Resta apenas uma sobrevivente, Elsalill (Mary Johnson), filha de Herr Arne, que fica em estado de choque, sendo levada para viver com o pescador Torarin (Axel Nilsson) de Marstrand. Só que os escoceses vão também para Marstrand, e para cúmulo da ironia, Sir Archie e Elsalill vão-se apaixonar, enquanto ele espera por um barco que o leve de volta à sua terra natal. Trabalhando no bar que os escoceses frequentam, Elsalill acaba por os ouvir falar do roubo, e descobre que são os causadores pela desgraça da sua família.

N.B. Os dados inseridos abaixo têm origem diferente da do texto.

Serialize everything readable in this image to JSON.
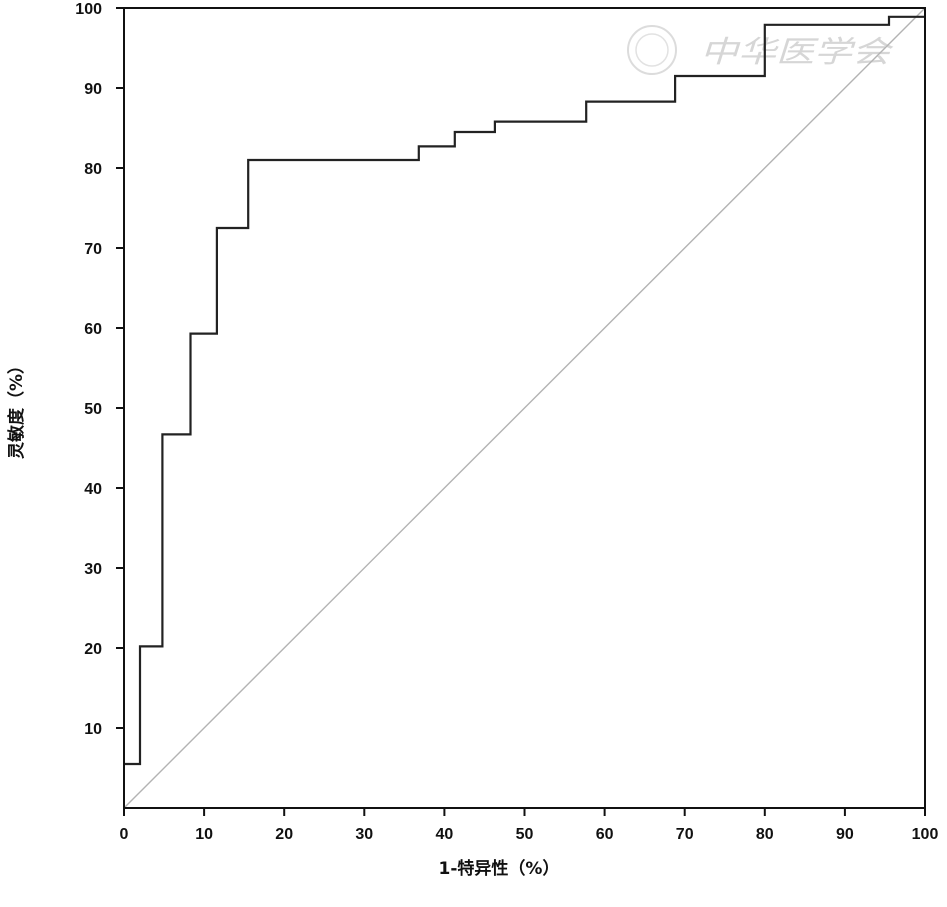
{
  "chart_data": {
    "type": "line",
    "xlabel": "1-特异性（%）",
    "ylabel": "灵敏度（%）",
    "xlim": [
      0,
      100
    ],
    "ylim": [
      0,
      100
    ],
    "x_ticks": [
      0,
      10,
      20,
      30,
      40,
      50,
      60,
      70,
      80,
      90,
      100
    ],
    "y_ticks": [
      10,
      20,
      30,
      40,
      50,
      60,
      70,
      80,
      90,
      100
    ],
    "grid": false,
    "legend": "none",
    "watermark": "中华医学会",
    "series": [
      {
        "step": true,
        "x": [
          0,
          2.0,
          2.0,
          4.8,
          4.8,
          8.3,
          8.3,
          11.6,
          11.6,
          15.5,
          15.5,
          36.8,
          36.8,
          41.3,
          41.3,
          46.3,
          46.3,
          57.7,
          57.7,
          68.8,
          68.8,
          80.0,
          80.0,
          95.5,
          95.5,
          100
        ],
        "y": [
          5.5,
          5.5,
          20.2,
          20.2,
          46.7,
          46.7,
          59.3,
          59.3,
          72.5,
          72.5,
          81.0,
          81.0,
          82.7,
          82.7,
          84.5,
          84.5,
          85.8,
          85.8,
          88.3,
          88.3,
          91.5,
          91.5,
          97.9,
          97.9,
          98.9,
          98.9
        ],
        "color": "#222222"
      },
      {
        "x": [
          0,
          100
        ],
        "y": [
          0,
          100
        ],
        "color": "#b3b3b3"
      }
    ]
  }
}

Resta-lhe decidir se deve perdoar por amor, ou entregar à justiça aquele que ama.

Dividido em cinco actos, numa clara influência teatral, “O Tesouro de Arne” é uma obra de grande fôlego, com imagens de grande fulgor, nomeadamente as passadas na neve. Embora filmando quase sempre em planos fixos, Stiller mostra um grande domínio na linguagem cinematográfica com uma decoupage complexa, raccord perfeito, e uma subtil criação de ambientes. A película é tingida na criação destes ambientes (sépia nos interiores, azul na noite, etc.), e os actores, embora com interpretações estilizadas, são bastante naturais, com a protagonista Mary Johnson (nome artístico de Astrid Maria Carlsson) a ter já sido comparada à célebre Lillian Gish.

Embora um filme de época, “O Tesouro de Arne” lida obviamente com temas actuais, como a culpa, o remorso, e o sentido de dever. Elsalill é, nesse sentido, o motor de toda a história, a vítima, a sobrevivente (sentindo culpa por essa sobrevivência), e por fim a detentora da verdade, e da possibilidade de decidir os futuros dos assassinos.

Não deixando de lado algum misticismo (baseado afinal no misticismo e superstições próprias das sociedades rurais), Stiller mostra-nos profecias de uma velha senhora, visões fantasmagóricas (usando múltiplas exposições para criar personagens semi-transparentes), e como o sacrifício de Elsalill não é vão, e se liga indelevelmente com as forças que controlam o congelar do fiorde, e com ele atrasam a partida do barco, até os criminosos serem apanhados.

Bem sucedido no seu tempo, “O Tesouro de Arne” o filme teria um remake em 1954, sob o título original da história de Lagerlöf, “Herr Arnes Penningar”, e realizado por Gustaf Molander.

“O Tesouro de Arne” foi restaurado em 2000 pelo Swedish Film Institute Archive, a partir de cópias originais descobertas em Londres e Copenhaga.

Produção:

Título original: Herr Arnes pengar; Produção: Svenska Biografteatern AB; País: Suécia; Ano: 1919; Duração: 106 minutos; Distribuição: Svenska Bios Filmbyrå; Estreia: 22 de Setembro de 1919 (Suécia).

Equipa técnica:

Realização: Mauritz Stiller; Produção: Charles Magnusson; Argumento: Mauritz Stiller, Gustaf Molander [baseado em “Herr Arnes penningar” de Selma Lagerlöf]; Intertítulos (versão restaurada): Ingrid Eng-Rundlöw; Música (versão restaurada): Matti Bye, Fredrik Emilson; Fotografia: Gustaf Boge, Julius Jaenzon [preto e branco]; Design de Produção: Alexander Bako, Axel Sørensen; Figurinos: Axel Esbensen; Caracterização: Ester Lundh, Manne Lundh.

Elenco:

Erik Stocklassa (Sir Filip), Bror Berger (Sir Donald), Richard Lund (Sir Archie), Axel Nilsson (Torarin), Hjalmar Selander (Herr Arne), Concordia Selander (Mulher de Herr Arne), Gösta Gustafson (Padre), Mary Johnson (Elsalill), Wanda Rothgardt (Berghild), Stina Berg (Senhoria), Gustav Aronson (Capitão do Navio), Jenny Öhrström Ebbesen (Katri).